La pieuvre néolibérale
On se rappelle le grand espoir de 1981 et la loi de nationalisation du 13 février 1982 concernant les banques de dépôt (Paribas, Suez...), des sociétés comme Rhône-Poulenc, Saint-Gobain, Thomson, la retraite à 60 ans, les lois Auroux... On sait aussi la trahison social-démocrate qui a suivi... La même année, Delors mettait en place sous la formule jargonnante de « désinflation compétitive » la politique que Giscard et Barre en leur temps n'avaient pas osé faire. Tout un arsenal idéologico-politique va alors envahir l'espace médiatique. La guerre aux salariés va être déclenchée avec la désindexation des salaires, le refrain du coût du travail va devenir obsédant, l'austérité est présentée comme un impératif moral, des bateleurs d'estrade à la François de Closets, intellectuellement indigents mais forts en gueule, font fortune en travestissant en « privilèges » les acquis du modèle social, la télévision est mobilisée comme avec la honteuse émission Vive la crise, en 1984, où un Montand, entre autres, achève de se déconsidérer en « philosophe » reaganien pour vanter le « tournant de la rigueur » décrété par Mitterrand et piloté par Beregovoy...
En 1986, c'est la première cohabitation. Le gouvernement Chirac lance un vaste programme de privatisations : Saint-Gobain, Paribas, Suez, Société générale, Havas, etc. En 1993, avec les Balladur puis les Juppé, la valse des privatisations s'accentue, c'est une vingtaine de privatisations intégrales : Rhône-Poulenc, Elf-Aquitaine, Péchiney, Usinor-Sacilor, la BNP, les AGF, etc.. Jusqu'au chef d'oeuvre, en 2005, de la privatisation des autoroutes par Villepin. Entre temps, Jospin avait cédé à son tour pour plus de 30 milliards d'actifs d'entreprises publiques... Et à quoi cette braderie permanente a-t-elle servi ? En quoi notre société est-elle meilleure ? Les hommes et les femmes de ce pays en sont-ils plus heureux ? C'est exactement le contraire... Mais c'est, paraît-il, parce qu'on n'a pas été assez loin dans les « réformes »...
Le champ des activités de service public reste heureusement encore très large : école, protection sociale, transports collectifs, ordures ménagères et assainissement, courrier, hôpitaux, administration, recherche et culture, etc.
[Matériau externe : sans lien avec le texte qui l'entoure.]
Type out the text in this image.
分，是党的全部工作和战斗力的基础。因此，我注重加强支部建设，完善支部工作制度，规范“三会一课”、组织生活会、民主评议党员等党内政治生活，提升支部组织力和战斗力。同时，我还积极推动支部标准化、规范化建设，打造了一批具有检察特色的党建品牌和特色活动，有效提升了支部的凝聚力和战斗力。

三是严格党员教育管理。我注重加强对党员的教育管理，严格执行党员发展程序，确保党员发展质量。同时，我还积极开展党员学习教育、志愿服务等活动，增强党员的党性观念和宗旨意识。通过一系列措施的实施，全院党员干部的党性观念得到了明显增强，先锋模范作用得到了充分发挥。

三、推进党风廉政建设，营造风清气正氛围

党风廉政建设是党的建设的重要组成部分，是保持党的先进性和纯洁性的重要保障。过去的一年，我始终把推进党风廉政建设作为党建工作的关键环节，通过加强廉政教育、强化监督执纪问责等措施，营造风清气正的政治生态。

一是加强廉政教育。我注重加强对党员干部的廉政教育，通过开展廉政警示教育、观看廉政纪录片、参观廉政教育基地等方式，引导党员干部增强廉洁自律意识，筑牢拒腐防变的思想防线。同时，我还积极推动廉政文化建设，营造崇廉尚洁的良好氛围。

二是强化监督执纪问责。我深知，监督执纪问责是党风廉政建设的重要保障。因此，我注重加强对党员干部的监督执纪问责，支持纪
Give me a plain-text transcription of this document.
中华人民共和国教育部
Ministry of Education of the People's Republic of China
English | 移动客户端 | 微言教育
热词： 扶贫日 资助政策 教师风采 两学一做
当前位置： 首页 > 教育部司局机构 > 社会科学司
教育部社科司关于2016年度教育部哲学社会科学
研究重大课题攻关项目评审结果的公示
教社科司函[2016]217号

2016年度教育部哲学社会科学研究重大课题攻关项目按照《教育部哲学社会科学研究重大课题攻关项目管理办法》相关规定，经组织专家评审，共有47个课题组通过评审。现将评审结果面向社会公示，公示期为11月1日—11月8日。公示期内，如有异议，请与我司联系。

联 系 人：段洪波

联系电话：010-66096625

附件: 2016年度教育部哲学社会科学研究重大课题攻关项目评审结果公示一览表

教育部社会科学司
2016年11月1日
En plus de l'Etat, les collectivités locales en prennent une large part. Sauf que le dogmatisme libéral cherche obstinément à y introduire les « méthodes » du privé. Cela donne un « nouveau mode de gestion » où l'on n'a plus affaire à des usagers mais à des « clients ». Les services publics ne devraient plus être considérés comme un bien commun. Le procès des anciens dirigeants de France Télécom a dévoilé crûment la nature du « new management » imposé aux services publics. C'est la gestion par la « performance », une direction des ressources humaines apparentée à un dressage, l'injonction permanente à la baisse des coûts, la compression des personnels. Cette « nouvelle gestion publique » (mais en anglais c'est plus chic) entend nier toute différence de nature entre gestion publique et gestion privée au nom de l'efficacité supposée de cette dernière. La manipulation répressive des personnels est érigée en règle, la brutalité des instructions est de mise, la cruauté des admonestations recommandée pour pousser le salarié à bout, un ensemble de stratégies fondées sur l'inhumanité de l'individualisme et de la concurrence. Et cela au nom de catégories prétendument découvertes en mai 68 -autonomie, créativité, initiative...- et dévoyées par le « nouvel esprit du capitalisme » (Boltanski et Chiappello) qui en a souvent délégué la mise en œuvre à d'ex-maoïstes et autres gauchistes repentis qui trouvaient autrefois que la classe ouvrière n'était pas assez révolutionnaire et qui, revenus au bercail, considèrent que la classe ouvrière ne se résigne pas assez vite.
La pieuvre néolibérale étend ses tentacules sur l'ensemble de la société. C'est ainsi que le code du travail n'est plus un droit de protection des salariés mais est devenu avec la prétendue « loi travail » un droit de sécurisation du patronat. L'insécurisation des salariés est par contre bien vue, ils doivent être confrontés en permanence, sous prétexte de « compétitivité », à la précarité, à la perte d'emploi, à l'incertitude du statut. Il faut supprimer les « protections » au nom d'une soi-disant « culture du risque » qui ne fait que reporter sur l'individu les défaillances de l'organisation sociale. C'est la doctrine fallacieuse du « premier de cordée » lequel n'est pas là pour entraîner qui que ce soit mais pour se servir abondamment.